What is general anesthesia?
- Reversible, UNCONSCIOUS state characterized by amnesia, analgesia, depression of reflexes, muscle relaxation, and homeostasis (maintain BP, profusion, etc)
- Drug induced loss of consciousness during which pt is not arousable.
- Can be done with IV and inhalation drugs. Started with IV then switched to inhalation after “OUT” and intubated. And used in combo with IV meds= balanced anesthesia.
- 30 Secs for pt to fall asleep once administered.
What is regional anesthesia?
- Reversible loss of sensation in a SPECIFIC area or region of the body when a local anesthetic is injected purposefully to block or anesthetize nerve fibers and around operative site.
- Examples: Spinals, epidurals, caudal, peripheral nerve blocks. Used in OB procedures, dental procedures if multiple areas of the mouth.
What is an epidural?
Anesthetic injection into epidural space. Often left in for pain relief (PCA-pump). Less complications, no cardiac/resp depression.

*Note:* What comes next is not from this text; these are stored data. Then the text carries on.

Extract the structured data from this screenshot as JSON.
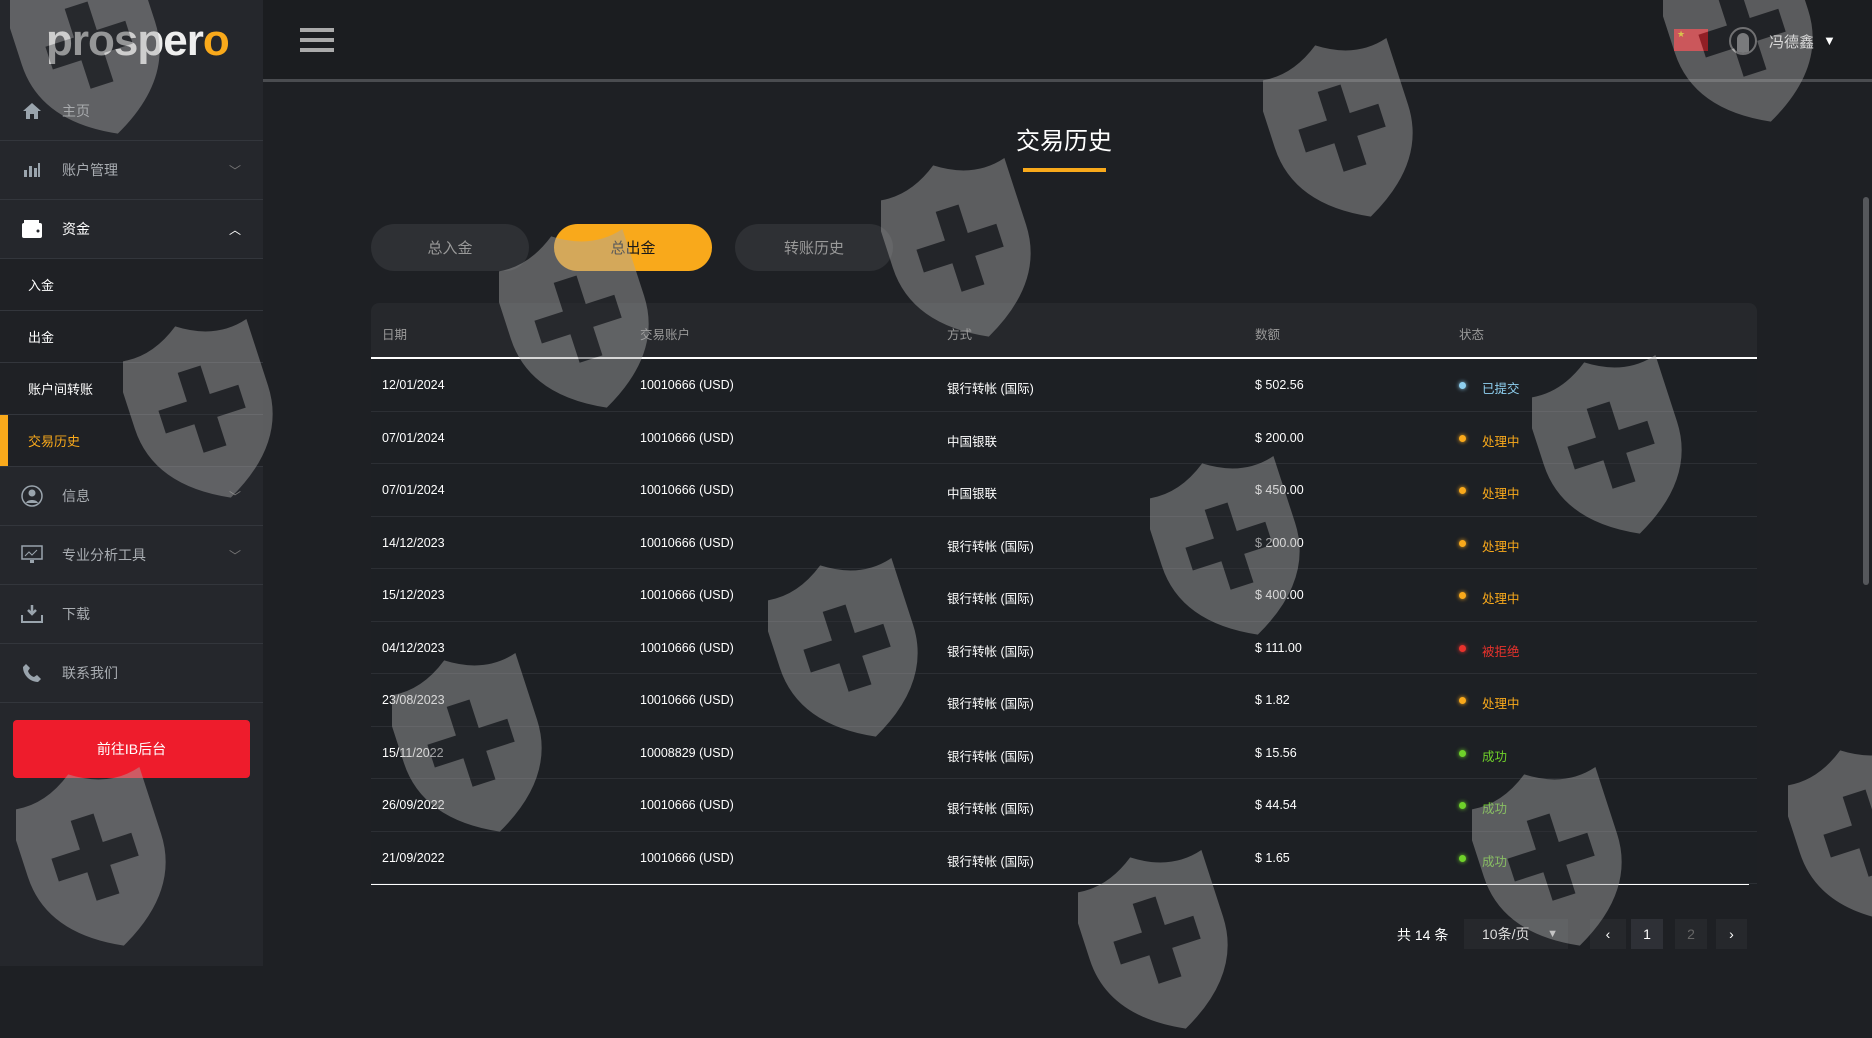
{
  "brand": {
    "logo_text": "prosper",
    "logo_accent": "o"
  },
  "sidebar": {
    "items": [
      {
        "label": "主页",
        "icon": "home-icon"
      },
      {
        "label": "账户管理",
        "icon": "bar-chart-icon"
      },
      {
        "label": "资金",
        "icon": "wallet-icon"
      }
    ],
    "sub_items": [
      {
        "label": "入金"
      },
      {
        "label": "出金"
      },
      {
        "label": "账户间转账"
      },
      {
        "label": "交易历史"
      }
    ],
    "items2": [
      {
        "label": "信息",
        "icon": "user-icon"
      },
      {
        "label": "专业分析工具",
        "icon": "monitor-chart-icon"
      },
      {
        "label": "下载",
        "icon": "download-icon"
      },
      {
        "label": "联系我们",
        "icon": "phone-icon"
      }
    ],
    "ib_button": "前往IB后台"
  },
  "header": {
    "user_name": "冯德鑫",
    "caret": "▼"
  },
  "page": {
    "title": "交易历史"
  },
  "tabs": [
    {
      "label": "总入金"
    },
    {
      "label": "总出金"
    },
    {
      "label": "转账历史"
    }
  ],
  "table": {
    "columns": [
      "日期",
      "交易账户",
      "方式",
      "数额",
      "状态"
    ],
    "rows": [
      {
        "date": "12/01/2024",
        "account": "10010666 (USD)",
        "method": "银行转帐 (国际)",
        "amount": "$ 502.56",
        "status": "已提交",
        "status_color": "#8fd0f0"
      },
      {
        "date": "07/01/2024",
        "account": "10010666 (USD)",
        "method": "中国银联",
        "amount": "$ 200.00",
        "status": "处理中",
        "status_color": "#f9a91b"
      },
      {
        "date": "07/01/2024",
        "account": "10010666 (USD)",
        "method": "中国银联",
        "amount": "$ 450.00",
        "status": "处理中",
        "status_color": "#f9a91b"
      },
      {
        "date": "14/12/2023",
        "account": "10010666 (USD)",
        "method": "银行转帐 (国际)",
        "amount": "$ 200.00",
        "status": "处理中",
        "status_color": "#f9a91b"
      },
      {
        "date": "15/12/2023",
        "account": "10010666 (USD)",
        "method": "银行转帐 (国际)",
        "amount": "$ 400.00",
        "status": "处理中",
        "status_color": "#f9a91b"
      },
      {
        "date": "04/12/2023",
        "account": "10010666 (USD)",
        "method": "银行转帐 (国际)",
        "amount": "$ 111.00",
        "status": "被拒绝",
        "status_color": "#e8322c"
      },
      {
        "date": "23/08/2023",
        "account": "10010666 (USD)",
        "method": "银行转帐 (国际)",
        "amount": "$ 1.82",
        "status": "处理中",
        "status_color": "#f9a91b"
      },
      {
        "date": "15/11/2022",
        "account": "10008829 (USD)",
        "method": "银行转帐 (国际)",
        "amount": "$ 15.56",
        "status": "成功",
        "status_color": "#6fd12a"
      },
      {
        "date": "26/09/2022",
        "account": "10010666 (USD)",
        "method": "银行转帐 (国际)",
        "amount": "$ 44.54",
        "status": "成功",
        "status_color": "#6fd12a"
      },
      {
        "date": "21/09/2022",
        "account": "10010666 (USD)",
        "method": "银行转帐 (国际)",
        "amount": "$ 1.65",
        "status": "成功",
        "status_color": "#6fd12a"
      }
    ]
  },
  "pagination": {
    "total": "共 14 条",
    "page_size": "10条/页",
    "prev": "‹",
    "next": "›",
    "pages": [
      "1",
      "2"
    ],
    "current": "1"
  }
}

What is conscious sedation/analgesia?
- Drug induced depression of consciousness during which pt. responds purposefully to verbal commands, either alone or accompanied by light tactile stimulation.
- Meds commonly used: versed, valium, fentanyl.
- Reversal= Narcan
- Nurse can administer by anesthesiologist must be in the building somewhere.
- Monitor VS.
- PT maintains airway.
- If MAC (level up from conscious sedation) pt can not maintain their own airway.
What is local anesthesia?
- Administration of anesthetic to one part of the body (smaller area)
- Local infiltration or topical application.
- Ex. Skin biopsy
- No anesthesiologist because no sedation occurs.